Mascaro trata personagens como seres humanos

Com sua câmera centrada nos personagens, a não perder um movimento deles, Mascaro não faz tese, tampouco não deixa de tratá-los como seres humanos. Flagra-os em instantes em que o vazio e a perda do outro os desnorteiam. Daí fechá-los em salas pouco iluminadas, em ruas tomadas pela escuridão ou os faz andar pelas ruas desertas de baça luz. É sua narrativa de pesada atmosfera, sem qualquer tendência a livrá-los de suas próprias escolhas. Mesmo Joana fez as suas e sequer recuou. Esta é a questão, os desenganos são duplos e a paixão pode se esvair dado o erro.

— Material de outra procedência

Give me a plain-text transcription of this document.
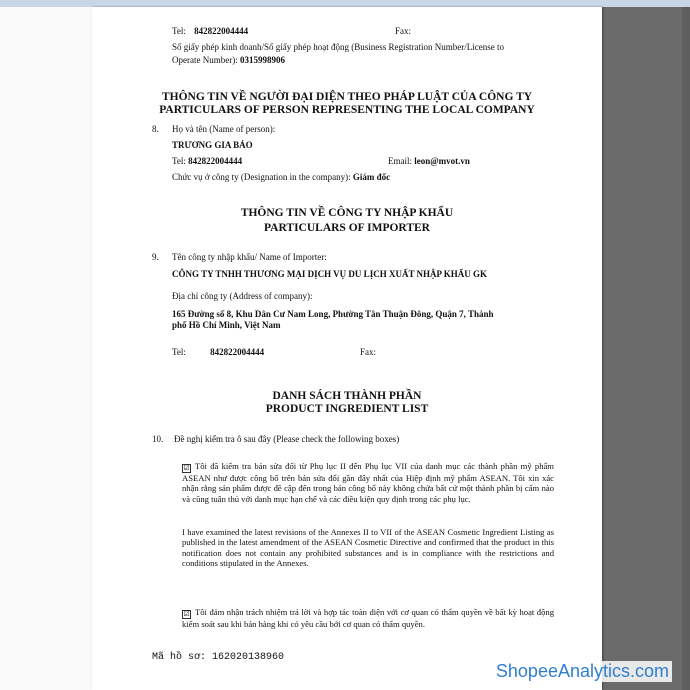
Tel: 842822004444	Fax:
Số giấy phép kinh doanh/Số giấy phép hoạt động (Business Registration Number/License to
Operate Number): 0315998906
THÔNG TIN VỀ NGƯỜI ĐẠI DIỆN THEO PHÁP LUẬT CỦA CÔNG TY
PARTICULARS OF PERSON REPRESENTING THE LOCAL COMPANY
8. Họ và tên (Name of person):
TRƯƠNG GIA BẢO
Tel: 842822004444	Email: leon@mvot.vn
Chức vụ ở công ty (Designation in the company): Giám đốc
THÔNG TIN VỀ CÔNG TY NHẬP KHẨU
PARTICULARS OF IMPORTER
9. Tên công ty nhập khẩu/ Name of Importer:
CÔNG TY TNHH THƯƠNG MẠI DỊCH VỤ DU LỊCH XUẤT NHẬP KHẨU GK
Địa chỉ công ty (Address of company):
165 Đường số 8, Khu Dân Cư Nam Long, Phường Tân Thuận Đông, Quận 7, Thành
phố Hồ Chí Minh, Việt Nam
Tel:	842822004444	Fax:
DANH SÁCH THÀNH PHẦN
PRODUCT INGREDIENT LIST
10. Đề nghị kiểm tra ô sau đây (Please check the following boxes)
☑ Tôi đã kiểm tra bản sửa đổi từ Phụ lục II đến Phụ lục VII của danh mục các thành phần mỹ phẩm ASEAN như được công bố trên bản sửa đổi gần đây nhất của Hiệp định mỹ phẩm ASEAN. Tôi xin xác nhận rằng sản phẩm được đề cập đến trong bản công bố này không chứa bất cứ một thành phần bị cấm nào và cũng tuân thủ với danh mục hạn chế và các điều kiện quy định trong các phụ lục.
I have examined the latest revisions of the Annexes II to VII of the ASEAN Cosmetic Ingredient Listing as published in the latest amendment of the ASEAN Cosmetic Directive and confirmed that the product in this notification does not contain any prohibited substances and is in compliance with the restrictions and conditions stipulated in the Annexes.
☑ Tôi đảm nhận trách nhiệm trả lời và hợp tác toàn diện với cơ quan có thẩm quyền về bất kỳ hoạt động kiểm soát sau khi bán hàng khi có yêu cầu bởi cơ quan có thẩm quyền.
Mã hồ sơ: 162020138960
ShopeeAnalytics.com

Há clara diferença no tratamento dos personagens criados por Mascaro. O pastor é evangélico experiente, zela pelo respeito aos ritos e dogmas da Igreja. As sequências reveladoras de sua radicalidade mostram o quanto ele ameaça Joana e não lhe dá sequer uma alternativa. Insiste em levá-la ao Conselho Administrativo que a julgará por ter infringido o que sabia ser proibido. É esta radicalidade que, enfim, leva Mascaro a criar em ficção a instituição Igreja que, ao invés de insistir na punição, caso da Divino Amor, cuida da libertação e da integração social do fiel ser humano.

Não apenas os espectadores que apreciam um bom filme saem do cinema com a certeza de que as escolhas do que os libera e os tornam felizes cabem apenas a eles. E também os casais cujo casamento desandou em desamor, ainda que sofram por eles e os filhos, têm o direito de optar por uma vida em que a felicidade é uma construção coletiva não uma imposição religiosa. A eles, como Mascaro trata neste “Divino Amor” cabe criar as condições para que voltem a ter uma vida harmônica e feliz. Neste caso a fé vem da crença pura, real, sem dogmas e ritos impositivos. Enfim um filme distante do realismo pueril e vazio da produção mundial de hoje.

Divino Amor. Drama. 100 minutos. Produção: Brasil, Dinamarca, México, Noruega. Trilha sonora: Juan Campodónico, Santiago Marrero, Otávio Santos, DJ Dolores; Montagem: Lívia Serpa, Eduardo Serrano, Fernando Spstein George Cragg; Fotografia: Diego Garcia; Roteiro: Gabriel Mascaro, Rachel Daisy Ellis, Esdras Bezerra e Lucas Paraizo; Direção: Gabriel Mascaro; Elenco:Dira Paes, Julio Machado, Teca Pereira, Emílio de Mello, Thalita Carauta.